Mega Man 5 has also been accused of not bringing anything significant to the table. This isn’t entirely true, as it does introduce significant one mainstay. Skeptical of Proto Man’s culpability, Dr. Cossack gifted to Mega Man a robotic bird named Beat to help him on his quest. Beat can be unlocked by collecting a letter from each of the eight Robot Master stages, which spell out “Mega Man 5”. Once Mega Man has done so, he can summon Beat at any time. As if to make up for the generally useless arsenal, Beat completely shatters any semblance of difficulty the game may have possessed. He homes in on any enemy, damaging them simply by making contact. The real testament to the weapon’s usefulness is that it is the final boss’s main weakness. Dr. Wily isn’t especially difficult with just the Mega Buster, but Beat renders him a complete joke.

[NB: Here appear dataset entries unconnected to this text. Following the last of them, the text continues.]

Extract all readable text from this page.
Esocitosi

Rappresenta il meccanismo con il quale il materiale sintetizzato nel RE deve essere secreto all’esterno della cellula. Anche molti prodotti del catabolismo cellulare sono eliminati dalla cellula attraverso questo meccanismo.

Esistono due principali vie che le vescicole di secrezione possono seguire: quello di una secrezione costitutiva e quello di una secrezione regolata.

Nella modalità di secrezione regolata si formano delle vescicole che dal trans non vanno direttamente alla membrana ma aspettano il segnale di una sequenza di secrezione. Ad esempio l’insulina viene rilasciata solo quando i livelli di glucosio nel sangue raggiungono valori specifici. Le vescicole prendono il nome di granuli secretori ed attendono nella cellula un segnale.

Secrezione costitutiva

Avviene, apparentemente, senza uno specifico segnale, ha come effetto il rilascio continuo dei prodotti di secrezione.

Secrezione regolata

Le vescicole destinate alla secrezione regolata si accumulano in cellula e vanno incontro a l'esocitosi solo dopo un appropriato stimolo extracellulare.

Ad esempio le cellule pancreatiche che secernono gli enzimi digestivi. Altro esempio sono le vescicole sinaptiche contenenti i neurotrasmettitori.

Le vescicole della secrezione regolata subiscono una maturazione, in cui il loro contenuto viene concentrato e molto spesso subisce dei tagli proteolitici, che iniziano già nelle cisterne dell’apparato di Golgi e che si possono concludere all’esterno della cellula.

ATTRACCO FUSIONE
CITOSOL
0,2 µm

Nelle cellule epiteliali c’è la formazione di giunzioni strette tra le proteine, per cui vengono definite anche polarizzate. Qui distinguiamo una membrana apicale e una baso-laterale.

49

This last piece of information may seem a bit contradictory given that Dr. Wily wasn’t even mentioned up until now. While some may have been tricked into believing Proto Man has gone rogue given what a wild card the character he was in the past, it naturally turns out that Dr. Wily is behind everything. The Proto Man launching attacks is an imposter created by Dr. Wily called Dark Man. Just like with the previous game, Mega Man has to go through Dark Man’s castle before storming Dr. Wily’s immediately thereafter. Just like last time, while I do think it makes for an epic endgame, it also means that half of the stages must be completed in a single run. The stages themselves are fairly short, but it’s still a lot the player must accomplish in one sitting, and an inconvenient glitch or power surge can invalidate their efforts.
Drawing a Conclusion
If I didn’t make Mega Man 5 sound too exciting in my review, I feel it is worth mentioning that it is far from a bad game. In fact, I would go as far as saying that it is a better introduction to the series than its inaugural installment. This is because, while the original Mega Man was very inconsistent with its difficulty, Mega Man 5 has a far more gradual learning curve. One could argue said learning curve is, in reality, a completely flat plane, but it still offers a fairer challenge that wouldn’t be so off-putting to a newcomer. For that matter, for all of its faults, I feel has a bit more energy to it than its direct predecessor, which can be appreciated as you’re going through the Robot Master stages.
However, even if it is an improvement over Mega Man 4, Mega Man 5 is far too safe for its own good. While I would be more likely to recommend it than not, many players point to this installment specifically to when the series officially started becoming stale. That it featured the single worst arsenal of weapons in the series thus far certainly didn’t help matters. The biggest appeal of the series involved experimenting with strange weapons and exploiting weaknesses, yet the most viable approach in Mega Man 5 involves brute-forcing the Robot Masters using the Mega Buster more often than not. It’s a game that somehow misses the point of the series while also improving upon its predecessor’s weaker elements. I can, at the very least, agree that it’s not a high point for the series, but if you’ve played through some of the better installments over and over, revisiting Mega Man 5 could easily be worth your while.